Marie-Claude ne craint pas les représailles des membres de ces communautés. «Je ne sais pas si j’aurai des réprimandes. Ils ne sont pas à l’aise avec notre démarche parce qu’ils sont convaincus qu’ils suivent la bonne voie. Mais peu
importe les réactions, j’ai accepté de réaliser ce projet pour les enfants, les piliers et l’avenir d’une société. Qui va prendre soin d’eux si nous ne le faisons pas?»
DE NOUVELLES ÉPREUVES
Les dernières mesures gouvernementales semblent ébranler l’animatrice. Comment Marie-Claude vit-elle le confinement? «Je trouve ça difficile. La première fois, c’était un peu inusité, et on croyait s’en tirer rapidement. Mais là, on attend le vaccin, et on est encore limités. Je respecte entièrement les mesures et je les comprends, mais le plus difficile, c’est qu’on est isolés alors qu’on a besoin des uns et des autres pour s’en sortir! C’est là qu’on se rend compte de l’importance des contacts, des regards, des sourires... Le second confinement est plus dur que le premier. Mes amis me manquent. J’oublie parfois de les appeler parce qu’on s’est construit une autre vie à la maison. Notre quotidien était beaucoup plus équilibré auparavant, entre la maison, le travail et les sorties. J’ai très hâte d’aller au resto, de voir le monde. J’ai hâte à un paquet d’affaires. Et je trouve ça très dur quand je vois des gens qui ne respectent pas les règles. Il ne faut pas juste se méfier du virus... Par exemple, je dis à mon père d’arrêter de sortir, parce que s’il tombe et se casse une hanche, les médecins seront-ils capables de le recevoir à l’hôpital et de lui donner des soins adéquats? Probablement pas, parce qu’ils sont débordés... Je suis en faveur du confinement, mais est-ce facile? La réponse est non.»
CINQ PROJETS
Malgré ces moments pénibles et déconcertants, Marie-Claude ne s’assoit pas sur ses lauriers. Et elle garde sa gaieté et son humour. «Je travaille à cinq projets. J’ai l’air de gérer une multinationale! (rires) Il y a les rencontres Zoom, Teams et FaceTime, les appels téléphoniques... Et je suis aussi proche aidante! C’est quelque chose d’être proche aidante en temps de pandémie; il y a tellement de restrictions! J’ai une pensée pour tous les autres proches aidants. Ce n’est pas facile.»

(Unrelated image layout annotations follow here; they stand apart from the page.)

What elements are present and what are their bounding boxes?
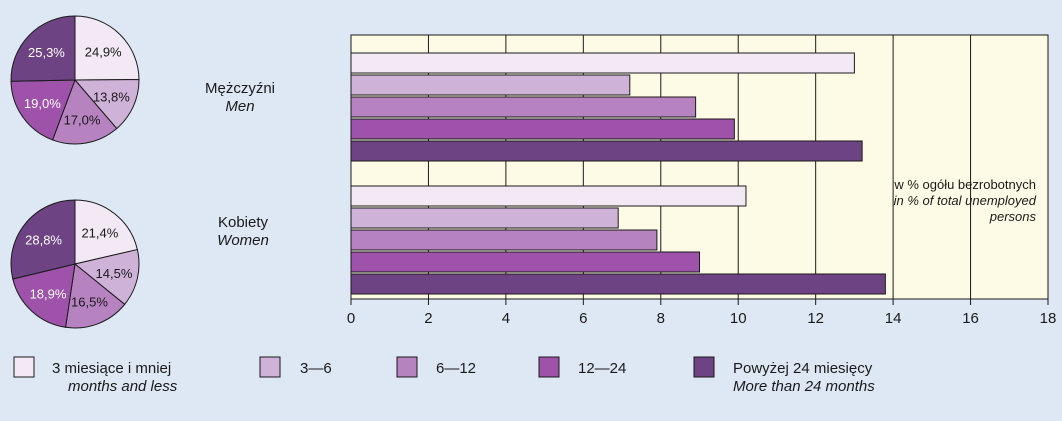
unit-note-en-2: persons	[989, 209, 1037, 224]
x-tick-label: 6	[579, 310, 587, 327]
bar-women-series-2	[350, 229, 658, 251]
legend-swatch-0	[13, 356, 35, 378]
pie-women-slice-4	[10, 199, 76, 280]
bar-men-series-0	[350, 52, 855, 74]
pie-women-label-3: 18,9%	[30, 287, 67, 302]
pie-women-label-2: 16,5%	[71, 294, 108, 309]
pie-women-slice-3	[12, 263, 76, 328]
legend-label-4: Powyżej 24 miesięcy	[733, 360, 873, 377]
bar-women-series-3	[350, 251, 700, 273]
x-tick-label: 0	[347, 310, 355, 327]
x-tick-label: 12	[807, 310, 824, 327]
pie-men-label-4: 25,3%	[28, 45, 65, 60]
x-tick-label: 16	[962, 310, 979, 327]
unit-note-en-1: in % of total unemployed	[894, 193, 1037, 208]
legend-swatch-3	[538, 356, 560, 378]
legend-swatch-1	[259, 356, 281, 378]
bar-men-series-2	[350, 96, 697, 118]
bar-men-series-3	[350, 118, 735, 140]
legend-label-0: 3 miesiące i mniej	[52, 360, 171, 377]
legend-swatch-4	[693, 356, 715, 378]
legend-label-4-en: More than 24 months	[733, 378, 875, 395]
pie-women-slice-2	[65, 263, 126, 329]
group-label-women-en: Women	[217, 232, 269, 249]
pie-men-slice-1	[73, 79, 140, 130]
pie-women-label-1: 14,5%	[96, 266, 133, 281]
unit-note-pl: w % ogółu bezrobotnych	[893, 177, 1036, 192]
pie-men: 24,9% 13,8% 17,0%19,0% 25,3%	[10, 15, 140, 145]
group-label-men-en: Men	[225, 98, 254, 115]
bar-men-series-1	[350, 74, 631, 96]
pie-men-label-2: 17,0%	[64, 112, 101, 127]
bars	[350, 52, 886, 295]
pie-men-label-0: 24,9%	[85, 45, 122, 60]
legend-label-1: 3—6	[300, 360, 332, 377]
pie-men-label-1: 13,8%	[93, 90, 130, 105]
unit-note: w % ogółu bezrobotnych in % of total une…	[893, 177, 1036, 224]
pie-women-label-0: 21,4%	[81, 226, 118, 241]
bar-men-series-4	[350, 140, 863, 162]
pie-women-slice-1	[73, 248, 140, 306]
legend-label-2: 6—12	[436, 360, 476, 377]
pie-men-slice-0	[74, 15, 140, 81]
pie-women-slice-0	[74, 199, 138, 265]
x-tick-label: 8	[657, 310, 665, 327]
bar-women-series-1	[350, 207, 619, 229]
x-tick-label: 14	[885, 310, 902, 327]
pie-men-slice-4	[10, 15, 76, 82]
pie-charts: 24,9% 13,8% 17,0%19,0% 25,3% 21,4% 14,5% 16,5%…	[10, 15, 140, 329]
group-label-women-pl: Kobiety	[218, 214, 269, 231]
pie-women: 21,4% 14,5% 16,5% 18,9% 28,8%	[10, 199, 140, 329]
legend-swatch-2	[396, 356, 418, 378]
pie-men-slice-3	[10, 79, 76, 141]
pie-men-label-3: 19,0%	[24, 96, 61, 111]
x-tick-label: 4	[502, 310, 510, 327]
x-tick-label: 2	[424, 310, 432, 327]
legend-label-0-en: months and less	[68, 378, 178, 395]
bar-women-series-0	[350, 185, 747, 207]
legend-label-3: 12—24	[578, 360, 626, 377]
x-tick-label: 18	[1040, 310, 1057, 327]
pie-men-slice-2	[51, 79, 118, 145]
x-axis: 0 2 4 6 8 10 12 14 16 18	[347, 299, 1057, 327]
bar-women-series-4	[350, 273, 886, 295]
pie-women-label-4: 28,8%	[25, 232, 62, 247]
legend: 3 miesiące i mniej months and less 3—6 6…	[13, 356, 875, 395]
x-tick-label: 10	[730, 310, 747, 327]
group-label-men-pl: Mężczyźni	[205, 80, 275, 97]
group-label-women: Kobiety Women	[217, 214, 269, 249]
group-label-men: Mężczyźni Men	[205, 80, 275, 115]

Parmi ses projets, on retrouve évidemment l’incontournable émission Deux filles le matin, qui célébrait d’ailleurs son 20e anniversaire en 2020. «Ce sont comme mes vieilles chaussures, mais elles sont loin d’être rangées! (rires) Sinon, j’écris un livre aux Éditions Libre Expression. Je dois le déposer dans quelques mois. Il porte sur mon regard sur la vie. Cet ouvrage me permet de m’exprimer. Je n’ai pas l’occasion de le faire en animant, parce que mon rôle à l’émission consiste à laisser les gens parler. Mais j’apprends tellement de choses grâce à ces rencontres et dans mon cheminement personnel que j’ai envie de les raconter. Je suis très féministe. Je parle du fait d’être capable de prendre sa place en tant que femme; il y a tellement de femmes qui n’osent pas le faire! Je me fais souvent demander de donner des conférences sur des sujets de ce genre, mais je n’ai jamais le temps de tout dire; un livre force à réfléchir, à structurer les idées.»

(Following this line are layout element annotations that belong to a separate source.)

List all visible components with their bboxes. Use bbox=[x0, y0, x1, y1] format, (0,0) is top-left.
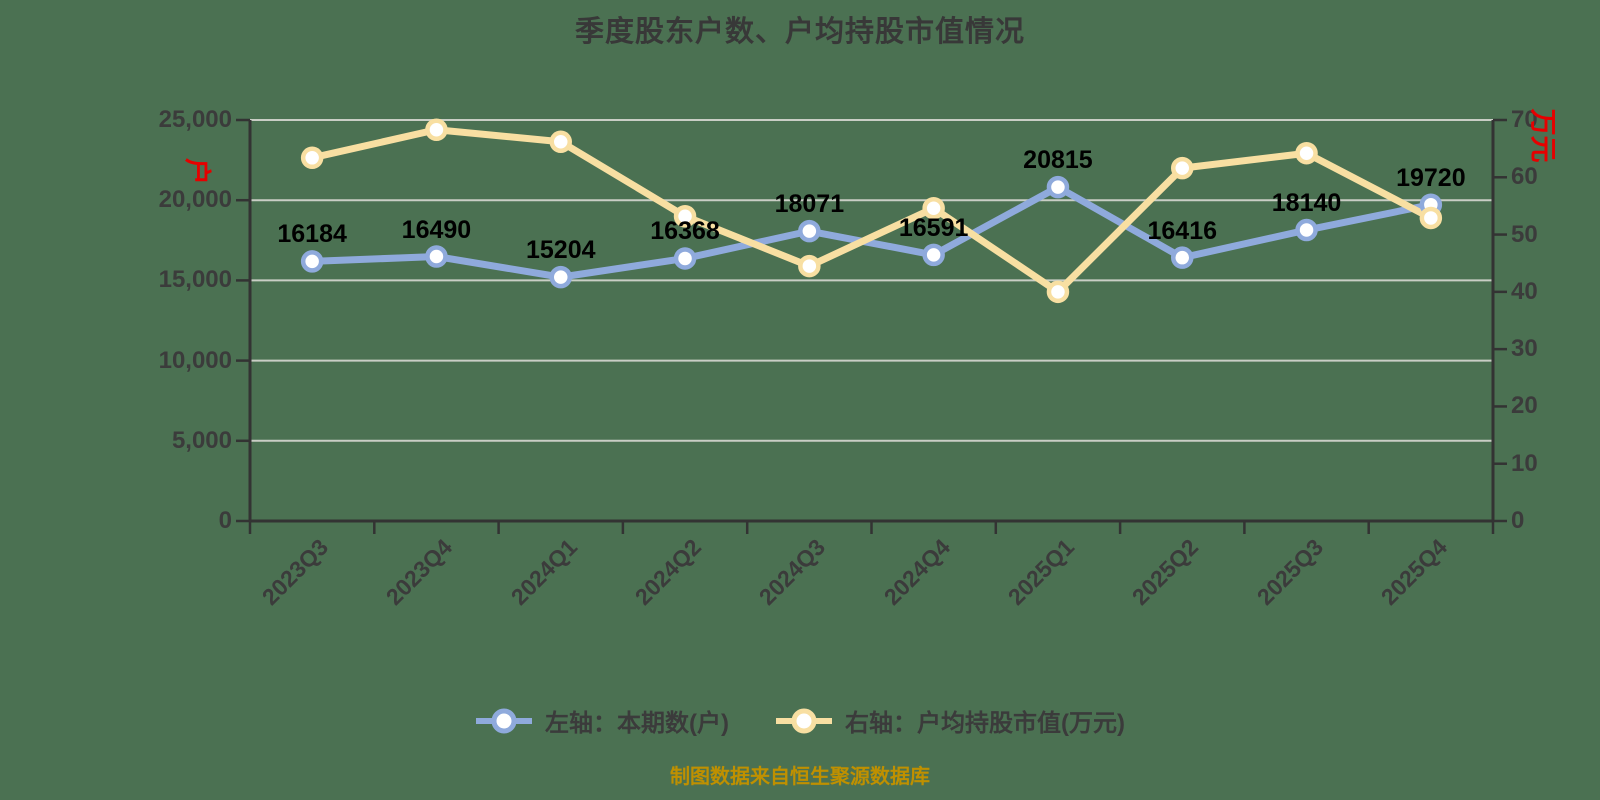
data-value-label: 20815 bbox=[1023, 146, 1093, 175]
blue-data-point-marker[interactable] bbox=[300, 250, 324, 273]
right-axis-tick-label: 50 bbox=[1511, 220, 1538, 248]
left-axis-tick-label: 20,000 bbox=[158, 186, 232, 214]
right-axis-tick-label: 30 bbox=[1511, 335, 1538, 363]
data-value-label: 16416 bbox=[1147, 216, 1218, 245]
data-value-label: 19720 bbox=[1396, 163, 1466, 192]
blue-series-line bbox=[308, 183, 1435, 281]
blue-data-point-marker[interactable] bbox=[1171, 246, 1194, 269]
left-axis-tick-label: 15,000 bbox=[158, 266, 232, 294]
legend-label-left-series: 左轴：本期数(户) bbox=[545, 710, 729, 737]
data-source-note: 制图数据来自恒生聚源数据库 bbox=[670, 766, 930, 788]
right-axis-tick-label: 0 bbox=[1511, 507, 1525, 534]
right-axis-tick-label: 10 bbox=[1511, 449, 1538, 477]
data-value-label: 16490 bbox=[401, 215, 472, 244]
legend-item-market-value[interactable]: 右轴：户均持股市值(万元) bbox=[775, 703, 1125, 738]
blue-data-point-marker[interactable] bbox=[1046, 175, 1070, 199]
left-axis-tick-label: 0 bbox=[218, 507, 232, 534]
legend-marker-blue-icon bbox=[476, 708, 533, 733]
yellow-data-point-marker[interactable] bbox=[549, 130, 572, 154]
right-axis-tick-label: 40 bbox=[1511, 277, 1538, 305]
data-value-label: 18140 bbox=[1271, 189, 1342, 218]
data-value-label: 16184 bbox=[277, 220, 347, 249]
blue-data-point-marker[interactable] bbox=[425, 245, 448, 268]
yellow-data-point-marker[interactable] bbox=[673, 204, 697, 228]
yellow-series-line bbox=[308, 126, 1435, 296]
chart-title: 季度股东户数、户均持股市值情况 bbox=[574, 16, 1025, 48]
blue-data-point-marker[interactable] bbox=[922, 243, 945, 267]
blue-data-point-marker[interactable] bbox=[549, 265, 572, 289]
legend-marker-yellow-icon bbox=[776, 708, 832, 733]
yellow-data-point-marker[interactable] bbox=[1419, 206, 1443, 230]
yellow-data-point-marker[interactable] bbox=[425, 118, 448, 141]
blue-data-point-marker[interactable] bbox=[1295, 218, 1318, 242]
legend: 左轴：本期数(户) 右轴：户均持股市值(万元) bbox=[0, 703, 1600, 738]
yellow-data-point-marker[interactable] bbox=[1171, 156, 1194, 180]
left-axis-tick-label: 5,000 bbox=[171, 426, 232, 454]
left-axis-unit-label: 户 bbox=[182, 158, 212, 185]
legend-label-right-series: 右轴：户均持股市值(万元) bbox=[845, 710, 1125, 737]
right-axis-tick-label: 60 bbox=[1511, 163, 1538, 191]
yellow-data-point-marker[interactable] bbox=[1295, 141, 1318, 165]
left-axis-tick-label: 25,000 bbox=[158, 106, 232, 133]
data-value-label: 15204 bbox=[525, 236, 596, 265]
yellow-data-point-marker[interactable] bbox=[300, 146, 324, 170]
right-axis-unit-label: 万元 bbox=[1527, 108, 1558, 163]
left-axis-tick-label: 10,000 bbox=[158, 346, 232, 374]
yellow-data-point-marker[interactable] bbox=[922, 196, 945, 220]
blue-data-point-marker[interactable] bbox=[798, 219, 821, 243]
legend-item-shareholders[interactable]: 左轴：本期数(户) bbox=[475, 703, 729, 738]
yellow-data-point-marker[interactable] bbox=[798, 254, 821, 278]
data-value-label: 16591 bbox=[898, 213, 969, 242]
right-axis-tick-label: 20 bbox=[1511, 392, 1538, 420]
yellow-data-point-marker[interactable] bbox=[1046, 280, 1070, 304]
data-value-label: 18071 bbox=[774, 190, 845, 219]
right-axis-tick-label: 70 bbox=[1511, 106, 1538, 133]
blue-data-point-marker[interactable] bbox=[673, 247, 697, 270]
data-value-label: 16368 bbox=[650, 217, 720, 246]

Il y a aussi une série documentaire sur laquelle elle ne peut pas encore dévoiler trop de détails. «Nous filmerons pendant presque 10 mois. C’est un gros mandat; nous suivons de près une situation particulière. Et j’ai aussi fait partie d’un groupe pour un projet d’écriture international avec des gens en compagnie de qui je n’aurais jamais cru travailler dans ma vie! Nous allons dévoiler le résultat sous peu. Alors avec Cultes religieux: Des enfants oubliés et Deux filles le matin en plus, j’ai beaucoup de tiroirs ouverts en même temps dans ma tête! (rires)»
«Nous ne devrions jamais laisser ces enfants subir des sévices physiques et psychologiques au nom des croyances religieuses!»